Accurate Linking of Lake Erie Water Level with Shoreline Datum Using GPS Buoy and Satellite Altimetry

  • Author(s): Kai-Chien Cheng, Chung-Yen Kuo, C. K. Shum, Xutong Niu, Rongxing Li, and Keith W. Bedford
  • DOI: 10.3319/TAO.2008.19.1-2.53(SA)
  • Keywords: Satellite altimetry GPS buoy Water level gauges Geoid
  • Citation: Cheng, K. C., C. Y. Kuo, C. K. Shum, X. Niu, R. Li, and K. W. Bedford, 2008: Accurate linking of Lake Erie water level with shoreline datum using GPS buoy and satellite altimetry. Terr. Atmos. Ocean. Sci., 19, 53-62, doi: 10.3319/TAO.2008.19.1-2.53(SA)

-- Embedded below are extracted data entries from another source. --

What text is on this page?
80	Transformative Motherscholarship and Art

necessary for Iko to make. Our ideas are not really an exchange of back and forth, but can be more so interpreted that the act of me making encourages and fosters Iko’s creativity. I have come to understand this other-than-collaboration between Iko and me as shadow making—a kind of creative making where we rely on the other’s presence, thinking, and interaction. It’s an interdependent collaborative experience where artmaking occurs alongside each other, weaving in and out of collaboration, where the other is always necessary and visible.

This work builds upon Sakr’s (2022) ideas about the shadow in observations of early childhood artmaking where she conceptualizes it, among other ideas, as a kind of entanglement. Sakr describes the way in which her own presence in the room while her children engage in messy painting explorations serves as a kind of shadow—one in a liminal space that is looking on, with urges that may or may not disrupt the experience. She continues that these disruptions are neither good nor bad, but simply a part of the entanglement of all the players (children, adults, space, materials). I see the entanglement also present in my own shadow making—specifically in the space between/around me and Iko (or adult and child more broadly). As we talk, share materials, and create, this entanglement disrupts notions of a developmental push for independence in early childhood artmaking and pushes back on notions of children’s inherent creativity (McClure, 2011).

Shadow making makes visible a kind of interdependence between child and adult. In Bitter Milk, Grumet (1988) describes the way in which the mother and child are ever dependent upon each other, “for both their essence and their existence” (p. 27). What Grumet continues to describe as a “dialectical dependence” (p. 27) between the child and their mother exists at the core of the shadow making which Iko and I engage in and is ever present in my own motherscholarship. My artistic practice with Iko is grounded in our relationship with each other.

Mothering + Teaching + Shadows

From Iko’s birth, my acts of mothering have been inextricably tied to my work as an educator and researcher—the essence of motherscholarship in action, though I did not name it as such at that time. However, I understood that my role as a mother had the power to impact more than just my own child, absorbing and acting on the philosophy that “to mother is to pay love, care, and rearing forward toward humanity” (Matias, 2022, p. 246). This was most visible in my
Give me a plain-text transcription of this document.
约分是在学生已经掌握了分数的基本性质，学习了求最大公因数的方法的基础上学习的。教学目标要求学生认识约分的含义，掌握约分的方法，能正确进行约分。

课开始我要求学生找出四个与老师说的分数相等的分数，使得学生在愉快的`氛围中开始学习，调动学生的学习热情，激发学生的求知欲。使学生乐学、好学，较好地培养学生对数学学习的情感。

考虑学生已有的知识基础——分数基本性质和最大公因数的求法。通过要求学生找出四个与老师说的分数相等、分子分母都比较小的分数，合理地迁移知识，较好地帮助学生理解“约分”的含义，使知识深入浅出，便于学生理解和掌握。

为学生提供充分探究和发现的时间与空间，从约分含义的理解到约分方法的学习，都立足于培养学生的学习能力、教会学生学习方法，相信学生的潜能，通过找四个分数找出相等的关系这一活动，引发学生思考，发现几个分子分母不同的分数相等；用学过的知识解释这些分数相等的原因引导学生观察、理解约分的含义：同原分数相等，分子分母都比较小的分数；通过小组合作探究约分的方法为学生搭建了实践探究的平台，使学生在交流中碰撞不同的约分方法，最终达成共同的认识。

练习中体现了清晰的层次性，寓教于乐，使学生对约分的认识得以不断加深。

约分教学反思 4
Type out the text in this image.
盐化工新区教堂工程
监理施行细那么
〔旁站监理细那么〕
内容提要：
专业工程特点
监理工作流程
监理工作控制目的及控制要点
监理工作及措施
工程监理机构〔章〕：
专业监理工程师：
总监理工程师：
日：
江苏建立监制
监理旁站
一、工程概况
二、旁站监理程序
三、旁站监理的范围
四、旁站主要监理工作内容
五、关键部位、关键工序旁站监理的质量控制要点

There is a need to accurately link the water level to the shoreline vertical datum for various applications including coastal management, lake/river/estuary/wetland hydrological or storm surge modeling/forecasting. Coastal topography is historically surveyed and referenced to the predetermined vertical datum in terms of orthometric heights, or the heights above the geoid, which is poorly known in terms of accuracy and lack of adequate spatial resolution for coastal applications such as estuary or storm surge modeling. We demonstrate an accurate linking of the lake surface to a shoreline datum using satellite techniques, including GPS buoy and satellite altimetry, water level gauges, and local geoid and lake circulation models. The possible error sources are analyzed and an error budget is reported in this study. An innovated method to estimate geoid height near the water level gauge using a GPS buoy is proposed. It is found that at a 95% confidence interval, the method is consistent with the National Geodetic Survey GEOID03 geoid model. The lake surface represented using a lake circulation model provided by the Great Lakes Forecasting Systems is also verified with kriging based on the data (1999 - 2001) from the water level gauge, and TOPEX/POSEIDON altimeter. Mean discrepancies of 2.7 and 7.2 cm are found with the data from the gauges around Lake Erie, and from the combination of the gauges and the altimeter, respectively. It reveals that the current dominant limitation of more accurate linking of water surface to shoreline is the insufficient knowledge of geoid in the current models. Further improvement is feasible through more accurate and higher resolution modeling of the lake geoid.